Multiple news outlets also floated Secretary of State Mike Pompeo’s name as a potential Senate contender. (Pompeo previously represented Kansas in Congress before joining the Trump administration.)
On the Democratic side, former U.S. Attorney Barry Grissom has expressed interest in running, telling McClatchy in December that he was considering challenging Roberts.
Brent Welder, who ran unsuccessfully for the Democratic nomination in the 3rd District, has also been rumored to be eyeing a run. Welder, a progressive labor lawyer, worked for Sen. Bernie Sanders’ presidential campaign in 2016, and was backed by Sanders and New York Democratic Rep. Alexandria Ocasio-Cortez in the crowded primary. Welder lost the primary to attorney Sharice Davids, who went on to defeat Yoder.
“While Brent has not made any decisions at this point, he is always looking for an opportunity to defend working families against the billionaires and giant corporations that are ruining the middle class economy and corrupting our government,” said Welder’s senior adviser Shawn Borich.
Democratic strategist Zach Helder, who managed Democrat Tom Niermann’s unsuccessful primary campaign in the 3rd District, was not optimistic about his party’s chances of flipping this Senate seat despite some success in 2018. Helder said Welder, whose Kansas ties were questioned in the primary, should stay out of the Senate race or run for local office instead.
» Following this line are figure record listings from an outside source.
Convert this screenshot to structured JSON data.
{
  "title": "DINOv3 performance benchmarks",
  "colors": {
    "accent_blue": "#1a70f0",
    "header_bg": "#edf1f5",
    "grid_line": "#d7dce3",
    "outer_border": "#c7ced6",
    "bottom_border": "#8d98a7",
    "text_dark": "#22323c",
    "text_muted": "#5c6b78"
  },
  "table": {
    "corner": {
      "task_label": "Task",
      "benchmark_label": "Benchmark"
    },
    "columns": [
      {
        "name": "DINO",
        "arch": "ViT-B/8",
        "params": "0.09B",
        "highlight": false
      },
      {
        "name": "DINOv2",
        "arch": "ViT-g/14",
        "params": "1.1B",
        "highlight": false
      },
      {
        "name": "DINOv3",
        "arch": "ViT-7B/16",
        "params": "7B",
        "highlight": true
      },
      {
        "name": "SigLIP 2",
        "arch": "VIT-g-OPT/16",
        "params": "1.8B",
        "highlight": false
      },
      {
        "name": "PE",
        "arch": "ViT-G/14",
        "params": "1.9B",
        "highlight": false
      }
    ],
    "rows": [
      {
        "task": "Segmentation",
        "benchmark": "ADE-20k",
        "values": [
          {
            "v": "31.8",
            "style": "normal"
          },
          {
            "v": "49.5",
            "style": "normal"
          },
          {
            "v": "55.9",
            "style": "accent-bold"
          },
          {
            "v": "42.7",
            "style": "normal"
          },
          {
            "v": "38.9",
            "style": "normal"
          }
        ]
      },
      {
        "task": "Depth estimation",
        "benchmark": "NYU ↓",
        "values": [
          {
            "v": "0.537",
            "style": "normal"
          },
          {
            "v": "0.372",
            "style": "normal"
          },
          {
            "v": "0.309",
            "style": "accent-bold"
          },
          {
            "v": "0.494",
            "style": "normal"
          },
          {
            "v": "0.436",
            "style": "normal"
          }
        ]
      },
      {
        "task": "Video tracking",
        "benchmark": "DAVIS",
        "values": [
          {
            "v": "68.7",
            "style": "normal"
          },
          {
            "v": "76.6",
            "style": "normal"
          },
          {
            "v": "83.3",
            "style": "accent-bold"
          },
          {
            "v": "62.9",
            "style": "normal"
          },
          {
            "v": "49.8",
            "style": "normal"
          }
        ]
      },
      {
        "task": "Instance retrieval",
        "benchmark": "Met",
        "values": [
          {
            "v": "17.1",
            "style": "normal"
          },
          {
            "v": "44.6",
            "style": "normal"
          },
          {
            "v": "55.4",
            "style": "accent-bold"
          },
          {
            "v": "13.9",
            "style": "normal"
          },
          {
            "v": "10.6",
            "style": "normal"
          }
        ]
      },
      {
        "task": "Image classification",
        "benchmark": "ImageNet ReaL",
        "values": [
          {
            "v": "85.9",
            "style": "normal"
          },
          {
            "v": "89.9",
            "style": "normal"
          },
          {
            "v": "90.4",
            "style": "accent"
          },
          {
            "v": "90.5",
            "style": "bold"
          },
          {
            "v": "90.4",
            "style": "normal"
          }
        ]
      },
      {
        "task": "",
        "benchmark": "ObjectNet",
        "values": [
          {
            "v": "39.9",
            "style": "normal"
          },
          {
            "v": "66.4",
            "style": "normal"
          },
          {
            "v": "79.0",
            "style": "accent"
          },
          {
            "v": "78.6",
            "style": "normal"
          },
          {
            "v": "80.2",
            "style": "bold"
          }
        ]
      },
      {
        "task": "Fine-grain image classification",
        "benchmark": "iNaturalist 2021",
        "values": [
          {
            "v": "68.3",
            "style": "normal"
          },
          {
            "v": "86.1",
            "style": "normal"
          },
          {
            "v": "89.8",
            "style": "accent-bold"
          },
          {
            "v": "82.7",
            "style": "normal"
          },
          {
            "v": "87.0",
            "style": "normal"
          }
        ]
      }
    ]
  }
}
“People are trying to compare [the Senate race] to the governor’s race last cycle and it’s not an apples to apples comparison,” Helder said, referring to Democrat Laura Kelly defeating Kobach in 2018. “These Senate races get nationalized.”
“We just haven’t quite built the bench up to that point,” Helder said. “I think in six years we’ll have a real, actual credible shot at flipping a Senate seat. I just don’t think we’re quite there yet.”